仏教のことば:「甘露(かんろ)」

甘露(かんろ)

仏教でいう諸天の神の飲料水。
蜜のように甘く、これを飲めば不老不死になると言われます。
仏の説法のことをもいいます。

(1) サンスクリット語アムリタ am?taの訳語で,不死,天酒とも訳される。インド神話では,諸神の常用する飲物で,蜜のように甘く,飲むと不老不死になるという。酒あるいは美味な飲物に対しても用い,仏教の教法にもたとえる。 (2) 中国伝説では,王が仁政を行うと,天がその祥瑞として降らすという甘味の液体。

出典 ブリタニカ国際大百科事典 小項目事典

甘露ということばは、仏典などにもしばしば現れ、ありがたい如来の説法を「甘露の法雨」と称したり、涅槃(ねはん)にいたる門のことを甘露門などといったりします。

伝統的な漢語の世界での甘露とは、為政者が善政を敷き、天下泰平になったとき、天が降らせる露のことで、中国古来の伝説によると、“甘露”とは名君が仁政を行うと、天がその瑞兆として降らすという甘い霊液のことだといわれています。

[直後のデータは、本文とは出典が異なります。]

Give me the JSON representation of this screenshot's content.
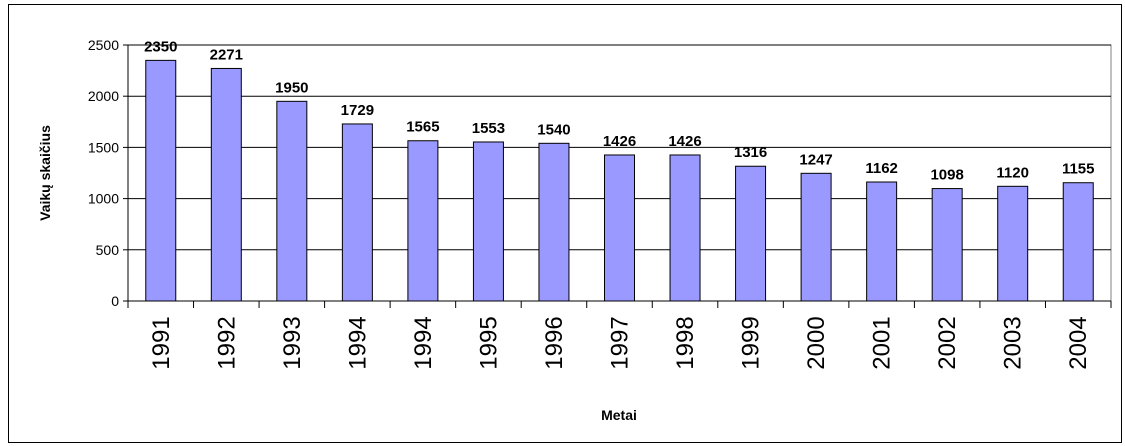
{
  "chart_data": {
    "type": "bar",
    "title": "",
    "xlabel": "Metai",
    "ylabel": "Vaikų skaičius",
    "categories": [
      "1991",
      "1992",
      "1993",
      "1994",
      "1994",
      "1995",
      "1996",
      "1997",
      "1998",
      "1999",
      "2000",
      "2001",
      "2002",
      "2003",
      "2004"
    ],
    "values": [
      2350,
      2271,
      1950,
      1729,
      1565,
      1553,
      1540,
      1426,
      1426,
      1316,
      1247,
      1162,
      1098,
      1120,
      1155
    ],
    "ylim": [
      0,
      2500
    ],
    "yticks": [
      0,
      500,
      1000,
      1500,
      2000,
      2500
    ],
    "grid": true,
    "legend": "none",
    "data_labels": true,
    "colors": {
      "bar_fill": "#9999ff",
      "bar_stroke": "#000000",
      "plot_background": "#ffffff",
      "gridline": "#000000"
    }
  }
}
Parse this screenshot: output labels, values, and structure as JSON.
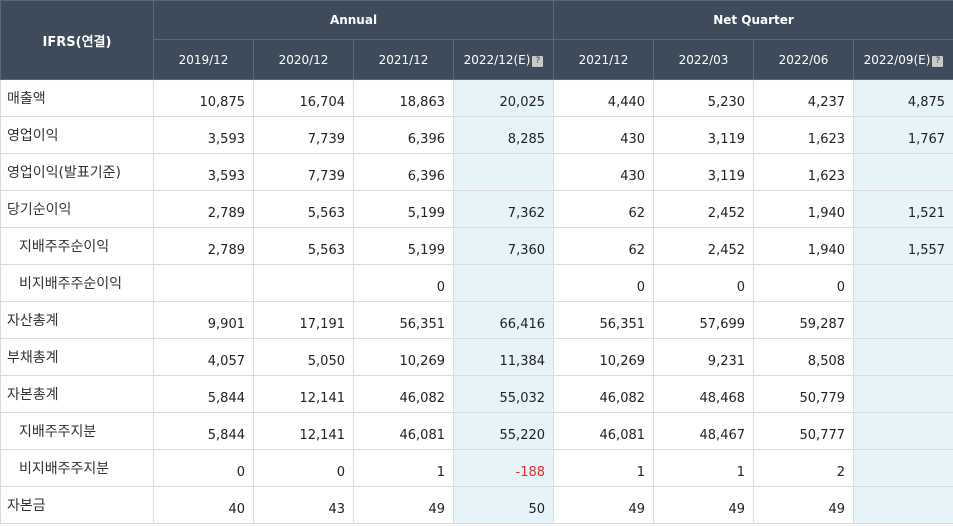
{
  "table": {
    "corner_label": "IFRS(연결)",
    "group_annual": "Annual",
    "group_quarter": "Net Quarter",
    "estimate_icon": "question-icon",
    "periods": [
      "2019/12",
      "2020/12",
      "2021/12",
      "2022/12(E)",
      "2021/12",
      "2022/03",
      "2022/06",
      "2022/09(E)"
    ],
    "rows": [
      {
        "label": "매출액",
        "values": [
          "10,875",
          "16,704",
          "18,863",
          "20,025",
          "4,440",
          "5,230",
          "4,237",
          "4,875"
        ]
      },
      {
        "label": "영업이익",
        "values": [
          "3,593",
          "7,739",
          "6,396",
          "8,285",
          "430",
          "3,119",
          "1,623",
          "1,767"
        ]
      },
      {
        "label": "영업이익(발표기준)",
        "values": [
          "3,593",
          "7,739",
          "6,396",
          "",
          "430",
          "3,119",
          "1,623",
          ""
        ]
      },
      {
        "label": "당기순이익",
        "values": [
          "2,789",
          "5,563",
          "5,199",
          "7,362",
          "62",
          "2,452",
          "1,940",
          "1,521"
        ]
      },
      {
        "label": "지배주주순이익",
        "values": [
          "2,789",
          "5,563",
          "5,199",
          "7,360",
          "62",
          "2,452",
          "1,940",
          "1,557"
        ]
      },
      {
        "label": "비지배주주순이익",
        "values": [
          "",
          "",
          "0",
          "",
          "0",
          "0",
          "0",
          ""
        ]
      },
      {
        "label": "자산총계",
        "values": [
          "9,901",
          "17,191",
          "56,351",
          "66,416",
          "56,351",
          "57,699",
          "59,287",
          ""
        ]
      },
      {
        "label": "부채총계",
        "values": [
          "4,057",
          "5,050",
          "10,269",
          "11,384",
          "10,269",
          "9,231",
          "8,508",
          ""
        ]
      },
      {
        "label": "자본총계",
        "values": [
          "5,844",
          "12,141",
          "46,082",
          "55,032",
          "46,082",
          "48,468",
          "50,779",
          ""
        ]
      },
      {
        "label": "지배주주지분",
        "values": [
          "5,844",
          "12,141",
          "46,081",
          "55,220",
          "46,081",
          "48,467",
          "50,777",
          ""
        ]
      },
      {
        "label": "비지배주주지분",
        "values": [
          "0",
          "0",
          "1",
          "-188",
          "1",
          "1",
          "2",
          ""
        ]
      },
      {
        "label": "자본금",
        "values": [
          "40",
          "43",
          "49",
          "50",
          "49",
          "49",
          "49",
          ""
        ]
      }
    ]
  }
}
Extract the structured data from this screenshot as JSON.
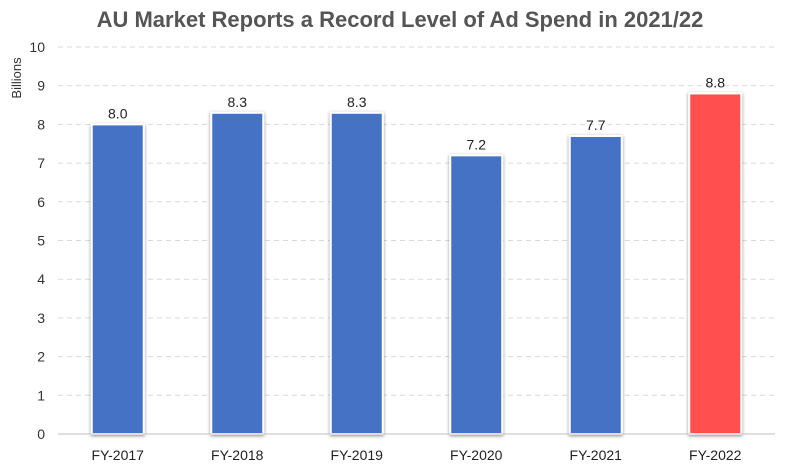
{
  "chart_data": {
    "type": "bar",
    "title": "AU Market Reports a Record Level of Ad Spend in 2021/22",
    "xlabel": "",
    "ylabel": "Billions",
    "categories": [
      "FY-2017",
      "FY-2018",
      "FY-2019",
      "FY-2020",
      "FY-2021",
      "FY-2022"
    ],
    "values": [
      8.0,
      8.3,
      8.3,
      7.2,
      7.7,
      8.8
    ],
    "data_labels": [
      "8.0",
      "8.3",
      "8.3",
      "7.2",
      "7.7",
      "8.8"
    ],
    "ylim": [
      0,
      10
    ],
    "yticks": [
      0,
      1,
      2,
      3,
      4,
      5,
      6,
      7,
      8,
      9,
      10
    ],
    "grid": true,
    "legend": "none",
    "colors": {
      "bar": "#4472C4",
      "highlight_bar": "#FF4F4F",
      "highlight_category": "FY-2022"
    }
  }
}
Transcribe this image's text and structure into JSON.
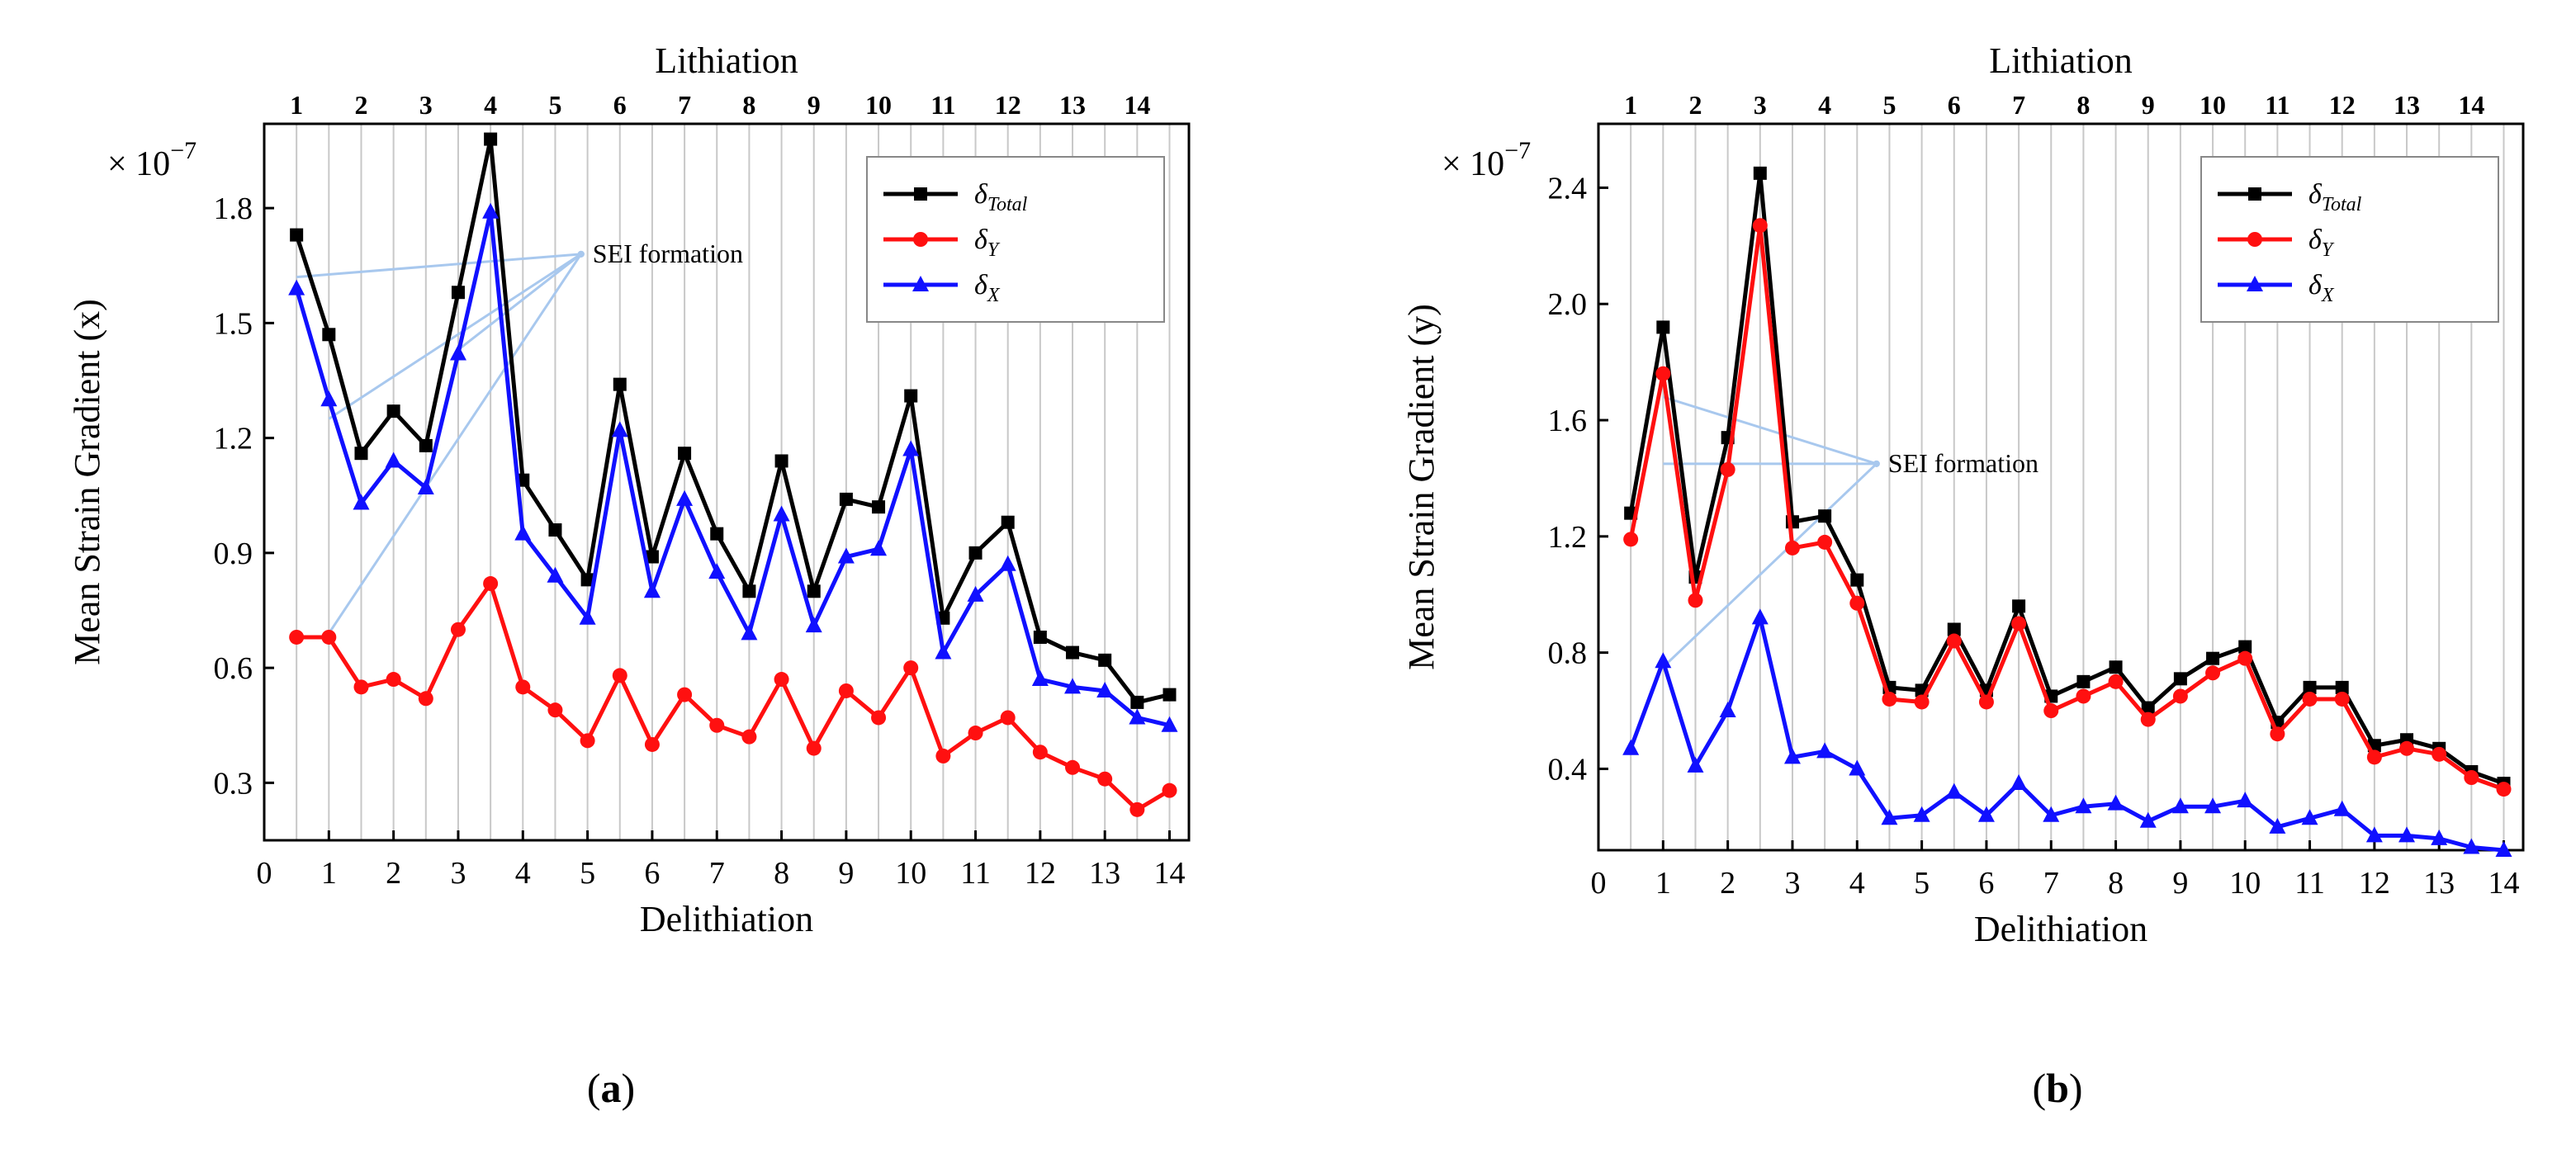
{
  "figure": {
    "panel_labels": [
      "(a)",
      "(b)"
    ]
  },
  "colors": {
    "total": "#000000",
    "y": "#ff1010",
    "x": "#1010ff",
    "grid": "#c8c8c8",
    "annotation": "#a8c8ee"
  },
  "chart_data": [
    {
      "type": "line",
      "panel": "(a)",
      "top_axis_label": "Lithiation",
      "top_ticks": [
        "1",
        "2",
        "3",
        "4",
        "5",
        "6",
        "7",
        "8",
        "9",
        "10",
        "11",
        "12",
        "13",
        "14"
      ],
      "xlabel": "Delithiation",
      "ylabel": "Mean Strain Gradient (x)",
      "multiplier": "× 10",
      "multiplier_exp": "−7",
      "xlim": [
        0,
        14.3
      ],
      "ylim": [
        0.15,
        2.02
      ],
      "xticks": [
        0,
        1,
        2,
        3,
        4,
        5,
        6,
        7,
        8,
        9,
        10,
        11,
        12,
        13,
        14
      ],
      "xtick_labels": [
        "0",
        "1",
        "2",
        "3",
        "4",
        "5",
        "6",
        "7",
        "8",
        "9",
        "10",
        "11",
        "12",
        "13",
        "14"
      ],
      "yticks": [
        0.3,
        0.6,
        0.9,
        1.2,
        1.5,
        1.8
      ],
      "ytick_labels": [
        "0.3",
        "0.6",
        "0.9",
        "1.2",
        "1.5",
        "1.8"
      ],
      "legend_position": "top-right",
      "annotation": {
        "text": "SEI formation",
        "anchor": [
          4.9,
          1.68
        ],
        "sources": [
          [
            0.5,
            1.62
          ],
          [
            1.0,
            1.25
          ],
          [
            3.0,
            1.43
          ],
          [
            1.0,
            0.69
          ]
        ]
      },
      "x": [
        0.5,
        1,
        1.5,
        2,
        2.5,
        3,
        3.5,
        4,
        4.5,
        5,
        5.5,
        6,
        6.5,
        7,
        7.5,
        8,
        8.5,
        9,
        9.5,
        10,
        10.5,
        11,
        11.5,
        12,
        12.5,
        13,
        13.5,
        14
      ],
      "series": [
        {
          "name": "δ_Total",
          "label_main": "δ",
          "label_sub": "Total",
          "color": "#000000",
          "marker": "square",
          "values": [
            1.73,
            1.47,
            1.16,
            1.27,
            1.18,
            1.58,
            1.98,
            1.09,
            0.96,
            0.83,
            1.34,
            0.89,
            1.16,
            0.95,
            0.8,
            1.14,
            0.8,
            1.04,
            1.02,
            1.31,
            0.73,
            0.9,
            0.98,
            0.68,
            0.64,
            0.62,
            0.51,
            0.53
          ]
        },
        {
          "name": "δ_Y",
          "label_main": "δ",
          "label_sub": "Y",
          "color": "#ff1010",
          "marker": "circle",
          "values": [
            0.68,
            0.68,
            0.55,
            0.57,
            0.52,
            0.7,
            0.82,
            0.55,
            0.49,
            0.41,
            0.58,
            0.4,
            0.53,
            0.45,
            0.42,
            0.57,
            0.39,
            0.54,
            0.47,
            0.6,
            0.37,
            0.43,
            0.47,
            0.38,
            0.34,
            0.31,
            0.23,
            0.28
          ]
        },
        {
          "name": "δ_X",
          "label_main": "δ",
          "label_sub": "X",
          "color": "#1010ff",
          "marker": "triangle",
          "values": [
            1.59,
            1.3,
            1.03,
            1.14,
            1.07,
            1.42,
            1.79,
            0.95,
            0.84,
            0.73,
            1.22,
            0.8,
            1.04,
            0.85,
            0.69,
            1.0,
            0.71,
            0.89,
            0.91,
            1.17,
            0.64,
            0.79,
            0.87,
            0.57,
            0.55,
            0.54,
            0.47,
            0.45
          ]
        }
      ]
    },
    {
      "type": "line",
      "panel": "(b)",
      "top_axis_label": "Lithiation",
      "top_ticks": [
        "1",
        "2",
        "3",
        "4",
        "5",
        "6",
        "7",
        "8",
        "9",
        "10",
        "11",
        "12",
        "13",
        "14"
      ],
      "xlabel": "Delithiation",
      "ylabel": "Mean Strain Gradient (y)",
      "multiplier": "× 10",
      "multiplier_exp": "−7",
      "xlim": [
        0,
        14.3
      ],
      "ylim": [
        0.12,
        2.62
      ],
      "xticks": [
        0,
        1,
        2,
        3,
        4,
        5,
        6,
        7,
        8,
        9,
        10,
        11,
        12,
        13,
        14
      ],
      "xtick_labels": [
        "0",
        "1",
        "2",
        "3",
        "4",
        "5",
        "6",
        "7",
        "8",
        "9",
        "10",
        "11",
        "12",
        "13",
        "14"
      ],
      "yticks": [
        0.4,
        0.8,
        1.2,
        1.6,
        2.0,
        2.4
      ],
      "ytick_labels": [
        "0.4",
        "0.8",
        "1.2",
        "1.6",
        "2.0",
        "2.4"
      ],
      "legend_position": "top-right",
      "annotation": {
        "text": "SEI formation",
        "anchor": [
          4.3,
          1.45
        ],
        "sources": [
          [
            1.0,
            1.68
          ],
          [
            1.0,
            1.45
          ],
          [
            1.0,
            0.75
          ]
        ]
      },
      "x": [
        0.5,
        1,
        1.5,
        2,
        2.5,
        3,
        3.5,
        4,
        4.5,
        5,
        5.5,
        6,
        6.5,
        7,
        7.5,
        8,
        8.5,
        9,
        9.5,
        10,
        10.5,
        11,
        11.5,
        12,
        12.5,
        13,
        13.5,
        14
      ],
      "series": [
        {
          "name": "δ_Total",
          "label_main": "δ",
          "label_sub": "Total",
          "color": "#000000",
          "marker": "square",
          "values": [
            1.28,
            1.92,
            1.06,
            1.54,
            2.45,
            1.25,
            1.27,
            1.05,
            0.68,
            0.67,
            0.88,
            0.67,
            0.96,
            0.65,
            0.7,
            0.75,
            0.61,
            0.71,
            0.78,
            0.82,
            0.56,
            0.68,
            0.68,
            0.48,
            0.5,
            0.47,
            0.39,
            0.35
          ]
        },
        {
          "name": "δ_Y",
          "label_main": "δ",
          "label_sub": "Y",
          "color": "#ff1010",
          "marker": "circle",
          "values": [
            1.19,
            1.76,
            0.98,
            1.43,
            2.27,
            1.16,
            1.18,
            0.97,
            0.64,
            0.63,
            0.84,
            0.63,
            0.9,
            0.6,
            0.65,
            0.7,
            0.57,
            0.65,
            0.73,
            0.78,
            0.52,
            0.64,
            0.64,
            0.44,
            0.47,
            0.45,
            0.37,
            0.33
          ]
        },
        {
          "name": "δ_X",
          "label_main": "δ",
          "label_sub": "X",
          "color": "#1010ff",
          "marker": "triangle",
          "values": [
            0.47,
            0.77,
            0.41,
            0.6,
            0.92,
            0.44,
            0.46,
            0.4,
            0.23,
            0.24,
            0.32,
            0.24,
            0.35,
            0.24,
            0.27,
            0.28,
            0.22,
            0.27,
            0.27,
            0.29,
            0.2,
            0.23,
            0.26,
            0.17,
            0.17,
            0.16,
            0.13,
            0.12
          ]
        }
      ]
    }
  ]
}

金にまみれ、私腹を肥やし、自分達の利害を第一に考えるような政治家の群がる国ではとても降りそうもないように思えますね。

『漢書』には、宣帝という皇帝の時、この甘露が何度も天から降ったことが記録されており、この瑞祥によって甘露という年号に改元さえされたといいます。

また、インドでは梵語で“アムリタ”といい、神々の飲料で、香気があり、味は蜜のように甘く、これを飲めば苦悩が去り、不死の霊薬とされている。これには死者をも復活させる霊能があると言い、仏の教法が衆生を救うたとえとされているといいます。

仏教が中国に伝わった当初、さまざまな仏教語(サンスクリット語)を漢語に翻訳する際、二つの方法があったようです。

ひとつは、「仏陀」や「卒塔婆(そとば)」のように、もとの音をそのまま漢語に移す音写と呼ばれる方法。

もうひとつは、この甘露のように、伝統的な漢語の中から類似した語をえらんで置きかえる意訳という方法ですね。

こうした意訳語からは、何とか外来の教えである仏教を、中国の人々の間に根付かせようと苦労した跡がうかがえますよね。

仏教ではこの「甘露」を「法味」(仏さまの教えの味わい)と捉え、悟りや仏法を表す言葉としても使用されます。
わたしたちは甘露によって有り難く生かされている存在だと思います。

だからこそ自分自身も甘露を生み出すことができる存在になれるよう、精進していきたいものです。